Дульси вздрогнула, поплотнее обернулась хвостом и оглядела комнату, где жила Джанет. Где она проснулась в то утро понедельника, не имея понятия, что всего спустя час будет мертва.
«Как же так, – подумала Дульси, – умрешь, и дальше –ничего?» С тех пор как погибла Джанет, этот вопрос постоянно беспокоил её.
В том же альбоме кошки нашли датированные снимки последних работ Джанет, а в конце обнаружилась фотография белого кота, цветной снимок двадцать на двадцать пять. Он сидел на голубой драпировке, ткань была старательно подобрана под цвет его глаз и голубого ошейника. У кота была длинная ухоженная шерсть, а хвост напоминал огромный пушистый плюмаж. Вид у него был умный и насторожённый, однако высокомерный и холодно-требовательный.
Были ещё совместные снимки кота и Джанет: на одном он сидел у неё на коленях, на другом лежал на её плече, полуприкрыв глаза.
– И всё-таки, может быть, он ещё жив? Возможно, ранен. Может быть, потому он и снится мне, что ему нужна наша помощь?
– Дульси, добровольные спасатели искали везде. Человек двадцать прочёсывали холмы. Тебе не кажется, что, останься он жив, его нашли бы? Даже раненый, он попытался бы вернуться домой.
– А вдруг он очень серьезно ранен? Или приходил домой и нашёл пепелище, а Джанет исчезла, нет её свежих следов? Должно быть, он ужаснулся. Он мог снова уйти, напуганный в растерянный. Его наверняка до смерти напугал пожар, и он теперь боится приближаться к дому.
– Неважно, насколько он испугался: если бы он был голоден, пошёл бы к соседям, по крайней мере попросил бы у них поесть.
– Но ведь я почему-то вижу его во сне, – Дульси в упор взглянула на Джо своими ясными зелёными глазами. – Это не просто так.
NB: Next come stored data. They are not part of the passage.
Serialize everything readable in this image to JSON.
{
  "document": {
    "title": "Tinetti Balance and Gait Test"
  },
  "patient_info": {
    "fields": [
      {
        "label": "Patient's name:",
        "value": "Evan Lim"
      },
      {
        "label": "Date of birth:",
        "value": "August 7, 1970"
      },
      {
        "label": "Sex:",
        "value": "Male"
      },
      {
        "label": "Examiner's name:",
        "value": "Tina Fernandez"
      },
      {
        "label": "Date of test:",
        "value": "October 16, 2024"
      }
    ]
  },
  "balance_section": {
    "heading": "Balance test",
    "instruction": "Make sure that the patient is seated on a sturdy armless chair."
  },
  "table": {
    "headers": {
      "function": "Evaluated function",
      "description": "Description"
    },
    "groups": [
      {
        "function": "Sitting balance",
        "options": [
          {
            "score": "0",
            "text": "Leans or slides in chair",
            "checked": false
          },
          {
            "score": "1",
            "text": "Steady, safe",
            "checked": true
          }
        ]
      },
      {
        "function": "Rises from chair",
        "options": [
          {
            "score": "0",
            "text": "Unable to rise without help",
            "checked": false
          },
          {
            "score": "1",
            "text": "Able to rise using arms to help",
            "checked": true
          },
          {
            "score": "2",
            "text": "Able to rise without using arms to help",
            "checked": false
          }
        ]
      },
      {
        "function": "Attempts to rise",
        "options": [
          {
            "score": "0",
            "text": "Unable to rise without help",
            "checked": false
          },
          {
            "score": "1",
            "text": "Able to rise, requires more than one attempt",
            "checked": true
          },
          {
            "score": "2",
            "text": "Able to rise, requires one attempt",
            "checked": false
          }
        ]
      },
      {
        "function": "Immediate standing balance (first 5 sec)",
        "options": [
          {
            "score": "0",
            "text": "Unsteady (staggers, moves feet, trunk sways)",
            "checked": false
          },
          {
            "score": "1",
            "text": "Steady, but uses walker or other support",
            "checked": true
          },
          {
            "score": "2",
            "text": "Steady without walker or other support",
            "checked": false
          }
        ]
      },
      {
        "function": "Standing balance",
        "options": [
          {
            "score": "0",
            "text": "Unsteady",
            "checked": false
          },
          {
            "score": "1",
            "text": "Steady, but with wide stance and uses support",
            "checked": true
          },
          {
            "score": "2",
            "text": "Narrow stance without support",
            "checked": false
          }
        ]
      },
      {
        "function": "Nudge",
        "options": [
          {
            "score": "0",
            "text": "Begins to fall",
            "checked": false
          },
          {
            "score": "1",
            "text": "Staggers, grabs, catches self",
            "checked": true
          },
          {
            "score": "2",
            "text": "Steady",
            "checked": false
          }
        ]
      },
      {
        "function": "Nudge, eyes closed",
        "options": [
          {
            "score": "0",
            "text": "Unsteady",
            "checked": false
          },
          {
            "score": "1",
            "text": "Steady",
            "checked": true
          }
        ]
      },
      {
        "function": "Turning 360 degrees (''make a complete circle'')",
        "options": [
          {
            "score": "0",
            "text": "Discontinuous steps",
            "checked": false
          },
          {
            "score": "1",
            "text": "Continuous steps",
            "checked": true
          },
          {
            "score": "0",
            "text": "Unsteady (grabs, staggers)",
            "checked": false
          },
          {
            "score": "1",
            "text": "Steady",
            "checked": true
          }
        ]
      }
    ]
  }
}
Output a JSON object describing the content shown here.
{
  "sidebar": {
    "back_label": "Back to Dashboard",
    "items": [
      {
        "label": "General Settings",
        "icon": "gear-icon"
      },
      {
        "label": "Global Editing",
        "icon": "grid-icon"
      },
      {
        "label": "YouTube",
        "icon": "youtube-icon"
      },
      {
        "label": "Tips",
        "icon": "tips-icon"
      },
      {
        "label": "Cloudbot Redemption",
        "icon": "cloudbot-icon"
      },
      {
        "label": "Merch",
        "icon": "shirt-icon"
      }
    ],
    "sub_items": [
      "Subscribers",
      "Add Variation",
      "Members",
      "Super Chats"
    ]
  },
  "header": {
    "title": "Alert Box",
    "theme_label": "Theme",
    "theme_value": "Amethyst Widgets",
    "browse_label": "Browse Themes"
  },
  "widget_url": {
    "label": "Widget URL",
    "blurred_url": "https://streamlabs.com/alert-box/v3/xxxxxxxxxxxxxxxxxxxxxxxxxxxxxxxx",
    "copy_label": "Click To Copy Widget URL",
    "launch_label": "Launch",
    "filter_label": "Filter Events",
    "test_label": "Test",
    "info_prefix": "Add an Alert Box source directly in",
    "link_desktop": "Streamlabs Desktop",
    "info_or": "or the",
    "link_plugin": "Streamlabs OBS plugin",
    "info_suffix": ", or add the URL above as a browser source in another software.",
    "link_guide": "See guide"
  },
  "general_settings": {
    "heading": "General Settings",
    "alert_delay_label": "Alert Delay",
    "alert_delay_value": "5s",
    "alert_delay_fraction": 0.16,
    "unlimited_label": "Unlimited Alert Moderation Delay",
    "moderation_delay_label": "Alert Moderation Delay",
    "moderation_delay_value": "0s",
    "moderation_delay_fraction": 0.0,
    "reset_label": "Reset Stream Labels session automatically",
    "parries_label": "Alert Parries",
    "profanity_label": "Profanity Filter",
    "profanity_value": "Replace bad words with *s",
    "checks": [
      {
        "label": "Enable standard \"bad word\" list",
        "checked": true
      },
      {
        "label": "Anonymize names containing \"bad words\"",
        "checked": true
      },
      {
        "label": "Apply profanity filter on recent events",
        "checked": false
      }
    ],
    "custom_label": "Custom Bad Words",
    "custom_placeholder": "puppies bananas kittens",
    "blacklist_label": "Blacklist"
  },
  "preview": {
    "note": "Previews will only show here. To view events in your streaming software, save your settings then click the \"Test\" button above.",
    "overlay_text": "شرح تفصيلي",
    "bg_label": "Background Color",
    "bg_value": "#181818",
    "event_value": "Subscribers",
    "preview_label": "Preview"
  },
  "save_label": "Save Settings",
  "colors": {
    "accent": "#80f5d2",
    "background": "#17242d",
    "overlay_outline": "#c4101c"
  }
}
У этих снов должна быть какая-то причина, они не могли возникнуть в моем сознании сами по себе. Прежде чем он явился мне во сне, я даже не знала толком, как он выглядит, ведь я видела его только издалека. Я не знала, что у него голубые глаза и что он носит голубой ошейник с медной бляшкой. – Дульси помолчала, не отводя глаз от Джо. – Откуда я всё это узнала?
– Может, ты всё же видела его разок вблизи, видела его ошейник, только забыла.
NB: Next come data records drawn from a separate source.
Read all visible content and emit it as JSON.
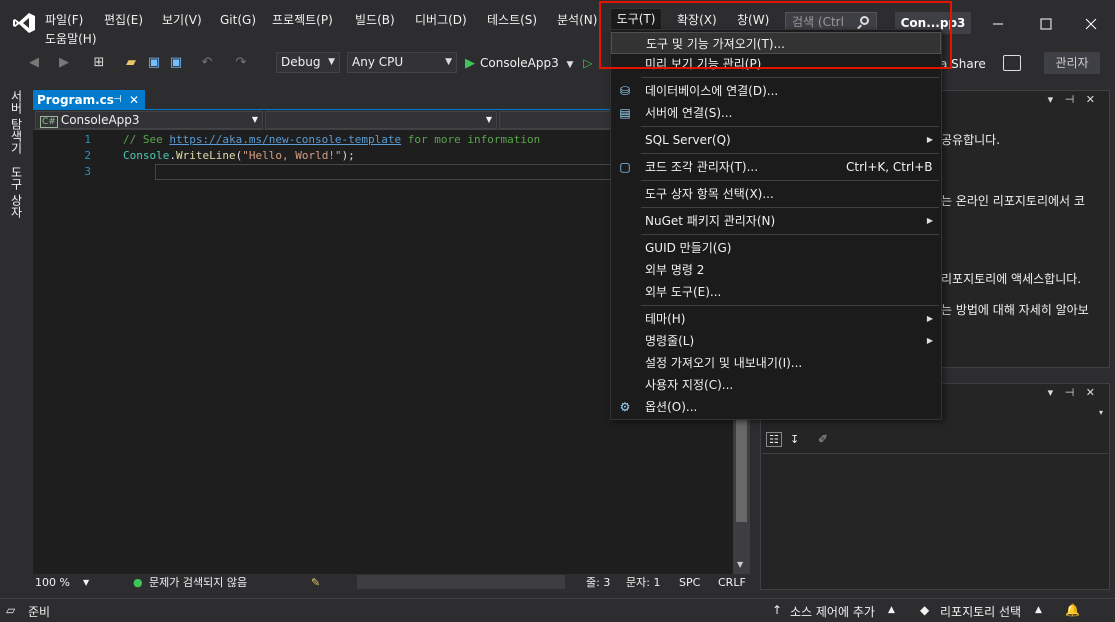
{
  "menu": {
    "items": [
      "파일(F)",
      "편집(E)",
      "보기(V)",
      "Git(G)",
      "프로젝트(P)",
      "빌드(B)",
      "디버그(D)",
      "테스트(S)",
      "분석(N)",
      "도구(T)",
      "확장(X)",
      "창(W)"
    ],
    "help": "도움말(H)",
    "search_placeholder": "검색 (Ctrl",
    "solution_name": "Con...pp3"
  },
  "toolbar": {
    "config": "Debug",
    "platform": "Any CPU",
    "run_target": "ConsoleApp3",
    "live_share": "a Share",
    "admin": "관리자"
  },
  "left_tabs": [
    "서버 탐색기",
    "도구 상자"
  ],
  "editor": {
    "tab_name": "Program.cs",
    "project_combo": "ConsoleApp3",
    "line_numbers": [
      "1",
      "2",
      "3"
    ],
    "line1_comment_prefix": "// See ",
    "line1_link": "https://aka.ms/new-console-template",
    "line1_comment_suffix": " for more information",
    "line2_class": "Console",
    "line2_dot": ".",
    "line2_method": "WriteLine",
    "line2_open": "(",
    "line2_string": "\"Hello, World!\"",
    "line2_close": ");",
    "zoom": "100 %",
    "issues": "문제가 검색되지 않음",
    "line_info": "줄: 3",
    "char_info": "문자: 1",
    "spc": "SPC",
    "crlf": "CRLF"
  },
  "tools_menu": {
    "header": "도구(T)",
    "items": [
      {
        "label": "도구 및 기능 가져오기(T)...",
        "shortcut": "",
        "submenu": false,
        "icon": ""
      },
      {
        "label": "미리 보기 기능 관리(P)",
        "shortcut": "",
        "submenu": false,
        "icon": ""
      },
      {
        "label": "데이터베이스에 연결(D)...",
        "shortcut": "",
        "submenu": false,
        "icon": "database-connect-icon"
      },
      {
        "label": "서버에 연결(S)...",
        "shortcut": "",
        "submenu": false,
        "icon": "server-connect-icon"
      },
      {
        "label": "SQL Server(Q)",
        "shortcut": "",
        "submenu": true,
        "icon": ""
      },
      {
        "label": "코드 조각 관리자(T)...",
        "shortcut": "Ctrl+K, Ctrl+B",
        "submenu": false,
        "icon": "snippet-icon"
      },
      {
        "label": "도구 상자 항목 선택(X)...",
        "shortcut": "",
        "submenu": false,
        "icon": ""
      },
      {
        "label": "NuGet 패키지 관리자(N)",
        "shortcut": "",
        "submenu": true,
        "icon": ""
      },
      {
        "label": "GUID 만들기(G)",
        "shortcut": "",
        "submenu": false,
        "icon": ""
      },
      {
        "label": "외부 명령 2",
        "shortcut": "",
        "submenu": false,
        "icon": ""
      },
      {
        "label": "외부 도구(E)...",
        "shortcut": "",
        "submenu": false,
        "icon": ""
      },
      {
        "label": "테마(H)",
        "shortcut": "",
        "submenu": true,
        "icon": ""
      },
      {
        "label": "명령줄(L)",
        "shortcut": "",
        "submenu": true,
        "icon": ""
      },
      {
        "label": "설정 가져오기 및 내보내기(I)...",
        "shortcut": "",
        "submenu": false,
        "icon": ""
      },
      {
        "label": "사용자 지정(C)...",
        "shortcut": "",
        "submenu": false,
        "icon": ""
      },
      {
        "label": "옵션(O)...",
        "shortcut": "",
        "submenu": false,
        "icon": "gear-icon"
      }
    ]
  },
  "right_panel": {
    "line1": "공유합니다.",
    "line2": "는 온라인 리포지토리에서 코",
    "line3": "리포지토리에 액세스합니다.",
    "line4": "는 방법에 대해 자세히 알아보"
  },
  "statusbar": {
    "ready": "준비",
    "source_control": "소스 제어에 추가",
    "repo_select": "리포지토리 선택"
  },
  "colors": {
    "accent": "#007acc",
    "highlight_box": "#e51400"
  }
}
– Нет, не видела. Я бы точно запомнила.
Джо не ответил, и она не стала продолжать. Возможно, в 11 мужских генах есть нечто, не позволяющее размышлять о подобных загадках.
Остальную часть содержимого альбома составляли любительские снимки: Джанет на пикнике, на вечеринке; на нескольких фотографиях она была запечатлена рядом с пышно разодетой толстухой.
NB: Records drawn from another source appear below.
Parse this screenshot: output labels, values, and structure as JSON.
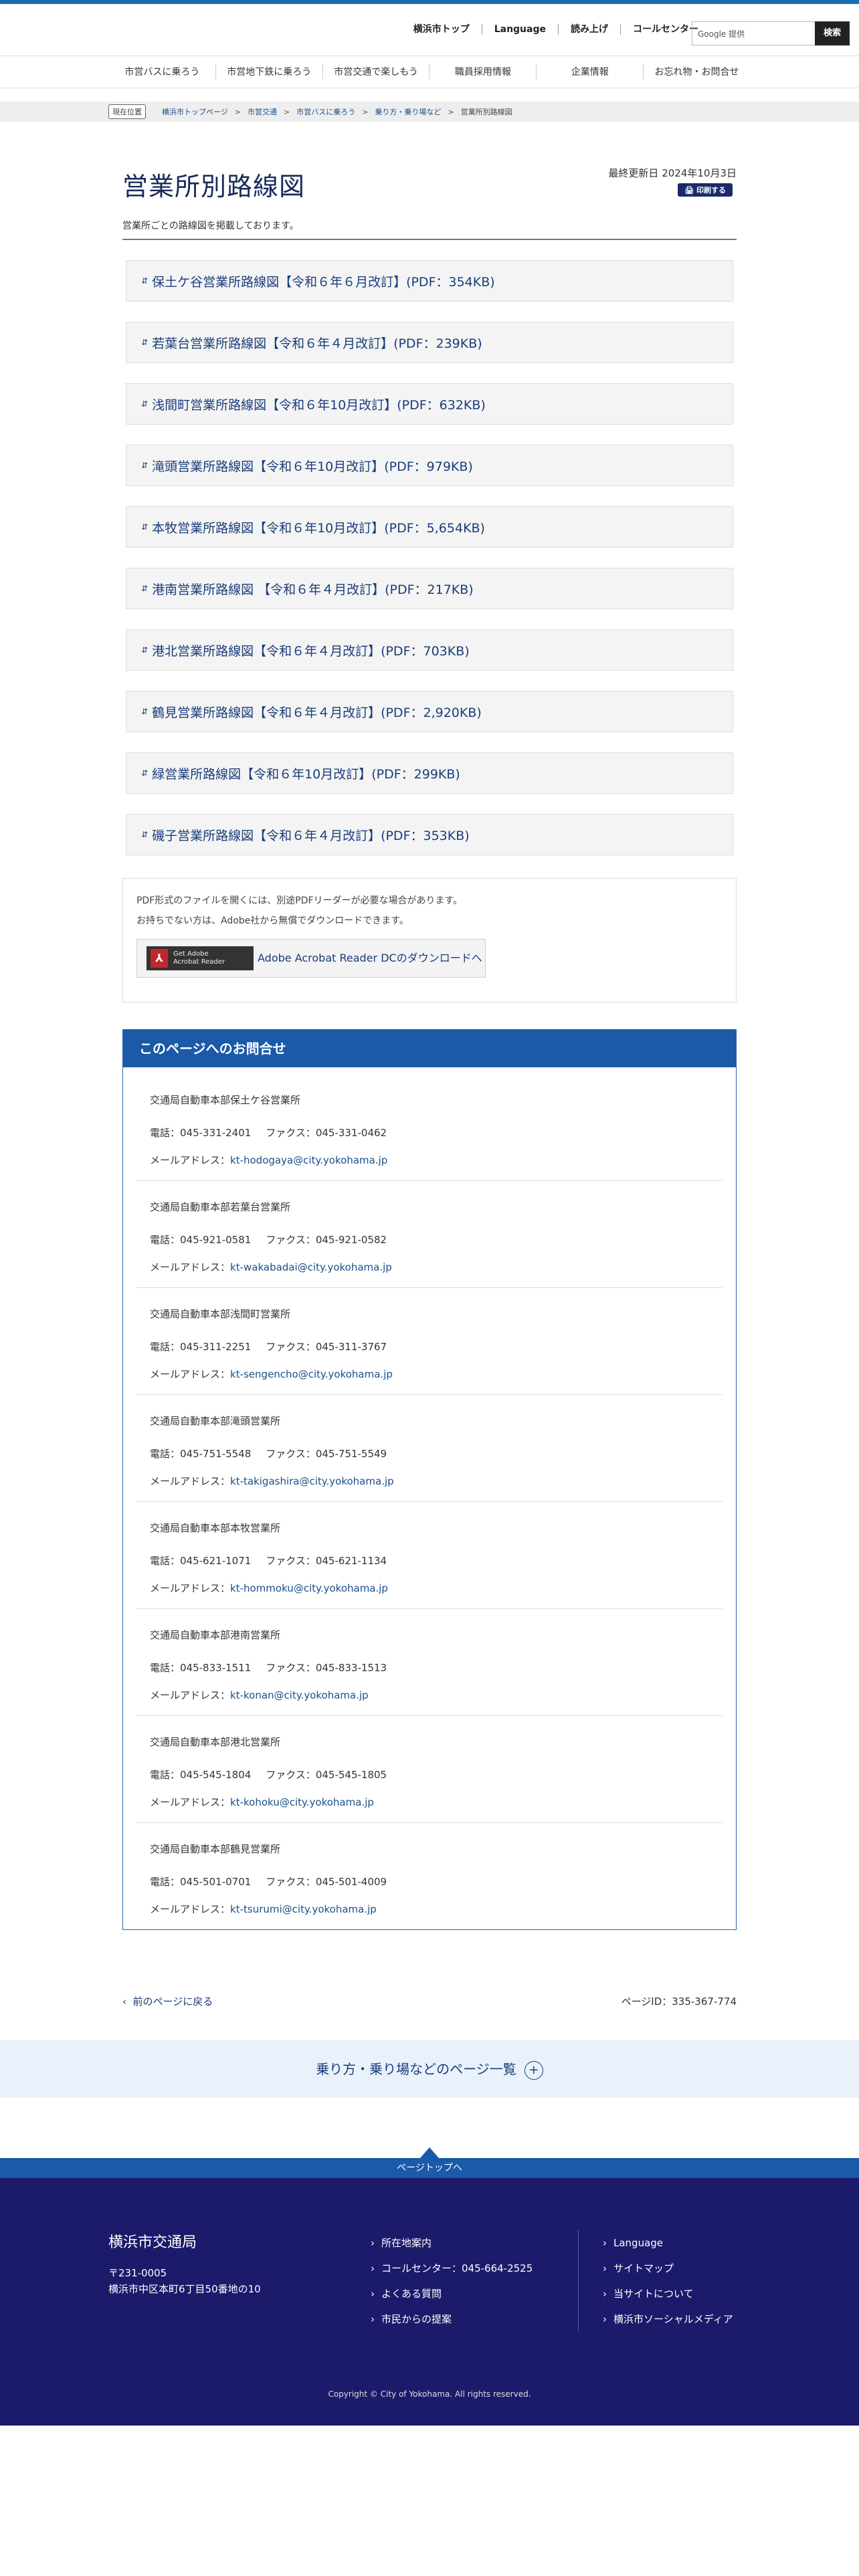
{
  "header": {
    "links": [
      "横浜市トップ",
      "Language",
      "読み上げ",
      "コールセンター"
    ],
    "search_placeholder": "Google 提供",
    "search_button": "検索"
  },
  "gnav": [
    "市営バスに乗ろう",
    "市営地下鉄に乗ろう",
    "市営交通で楽しもう",
    "職員採用情報",
    "企業情報",
    "お忘れ物・お問合せ"
  ],
  "breadcrumb": {
    "label": "現在位置",
    "items": [
      "横浜市トップページ",
      "市営交通",
      "市営バスに乗ろう",
      "乗り方・乗り場など"
    ],
    "current": "営業所別路線図"
  },
  "page": {
    "title": "営業所別路線図",
    "updated": "最終更新日 2024年10月3日",
    "print": "印刷する",
    "lead": "営業所ごとの路線図を掲載しております。"
  },
  "routes": [
    "保土ケ谷営業所路線図【令和６年６月改訂】(PDF：354KB)",
    "若葉台営業所路線図【令和６年４月改訂】(PDF：239KB)",
    "浅間町営業所路線図【令和６年10月改訂】(PDF：632KB)",
    "滝頭営業所路線図【令和６年10月改訂】(PDF：979KB)",
    "本牧営業所路線図【令和６年10月改訂】(PDF：5,654KB)",
    "港南営業所路線図 【令和６年４月改訂】(PDF：217KB)",
    "港北営業所路線図【令和６年４月改訂】(PDF：703KB)",
    "鶴見営業所路線図【令和６年４月改訂】(PDF：2,920KB)",
    "緑営業所路線図【令和６年10月改訂】(PDF：299KB)",
    "磯子営業所路線図【令和６年４月改訂】(PDF：353KB)"
  ],
  "adobe": {
    "line1": "PDF形式のファイルを開くには、別途PDFリーダーが必要な場合があります。",
    "line2": "お持ちでない方は、Adobe社から無償でダウンロードできます。",
    "badge_line1": "Get Adobe",
    "badge_line2": "Acrobat Reader",
    "link": "Adobe Acrobat Reader DCのダウンロードへ"
  },
  "inquiry": {
    "title": "このページへのお問合せ",
    "phone_label": "電話：",
    "fax_label": "ファクス：",
    "mail_label": "メールアドレス：",
    "offices": [
      {
        "name": "交通局自動車本部保土ケ谷営業所",
        "phone": "045-331-2401",
        "fax": "045-331-0462",
        "email": "kt-hodogaya@city.yokohama.jp"
      },
      {
        "name": "交通局自動車本部若葉台営業所",
        "phone": "045-921-0581",
        "fax": "045-921-0582",
        "email": "kt-wakabadai@city.yokohama.jp"
      },
      {
        "name": "交通局自動車本部浅間町営業所",
        "phone": "045-311-2251",
        "fax": "045-311-3767",
        "email": "kt-sengencho@city.yokohama.jp"
      },
      {
        "name": "交通局自動車本部滝頭営業所",
        "phone": "045-751-5548",
        "fax": "045-751-5549",
        "email": "kt-takigashira@city.yokohama.jp"
      },
      {
        "name": "交通局自動車本部本牧営業所",
        "phone": "045-621-1071",
        "fax": "045-621-1134",
        "email": "kt-hommoku@city.yokohama.jp"
      },
      {
        "name": "交通局自動車本部港南営業所",
        "phone": "045-833-1511",
        "fax": "045-833-1513",
        "email": "kt-konan@city.yokohama.jp"
      },
      {
        "name": "交通局自動車本部港北営業所",
        "phone": "045-545-1804",
        "fax": "045-545-1805",
        "email": "kt-kohoku@city.yokohama.jp"
      },
      {
        "name": "交通局自動車本部鶴見営業所",
        "phone": "045-501-0701",
        "fax": "045-501-4009",
        "email": "kt-tsurumi@city.yokohama.jp"
      }
    ]
  },
  "bottom": {
    "back": "前のページに戻る",
    "page_id": "ページID：335-367-774",
    "page_list": "乗り方・乗り場などのページ一覧",
    "to_top": "ページトップへ"
  },
  "footer": {
    "name": "横浜市交通局",
    "postal": "〒231-0005",
    "address": "横浜市中区本町6丁目50番地の10",
    "col1": [
      "所在地案内",
      "コールセンター：045-664-2525",
      "よくある質問",
      "市民からの提案"
    ],
    "col2": [
      "Language",
      "サイトマップ",
      "当サイトについて",
      "横浜市ソーシャルメディア"
    ],
    "copyright": "Copyright © City of Yokohama. All rights reserved."
  },
  "colors": {
    "accent": "#1a5aa8",
    "footer_bg": "#1c1a6b",
    "link": "#1a3d7a"
  }
}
– Беверли, – сказала Дульси. – Должно быть, это и есть её сестрица Беверли. Именно так её описывала Вильма. Похожа на раскормленного мопса.
На трех фотографиях Джанет в купальнике стояла на каменистом берегу; были снимки, сделанные во время игры в бейсбол: на одном загорелая и улыбающаяся Джанет готова была подавать мяч, а на другом отбивала подачу.
Джо и Дульси вытащили с полок и просмотрели все большие альбомы в кожаных переплетах, их было столько, что они заняли всю кровать. Дневника не было. Дульси залезла под кровать, пол съехавшую простыню и стеганое одеяло, затем ещё раз проверила книжные полки, расталкивая носом беспорядочно стоявшие книги. Когда, балансируя на нижней полке, Дульси почувствовала, что та шатается, она спрыгнула на кровать и попыталась подсунуть лапу под неровно лежавшую доску.
Кошки принялись сдвигать полку, покачивая её и поддевая когтями. Наконец она подалась.
Внизу оказалось нечто вроде узкого ящика, где лежали коробка косметических салфеток, крем для лица, баночка крема для рук, два небольших альбома для эскизов, карандаши, ручки и маленькие настольные часы с крышкой. Из-под этой груды едва виднелась небольшая книжка в кожаной обложке.
Дульси нерешительно потрогала её лапой. К запаху кожи примешивался запах Джанет. Дульси ухватила книжку зубами, вытащила, положила на кровать и осторожно открыла.
Кошки переглянулись и заулыбались. Они таки нашли его, дневник Джанет.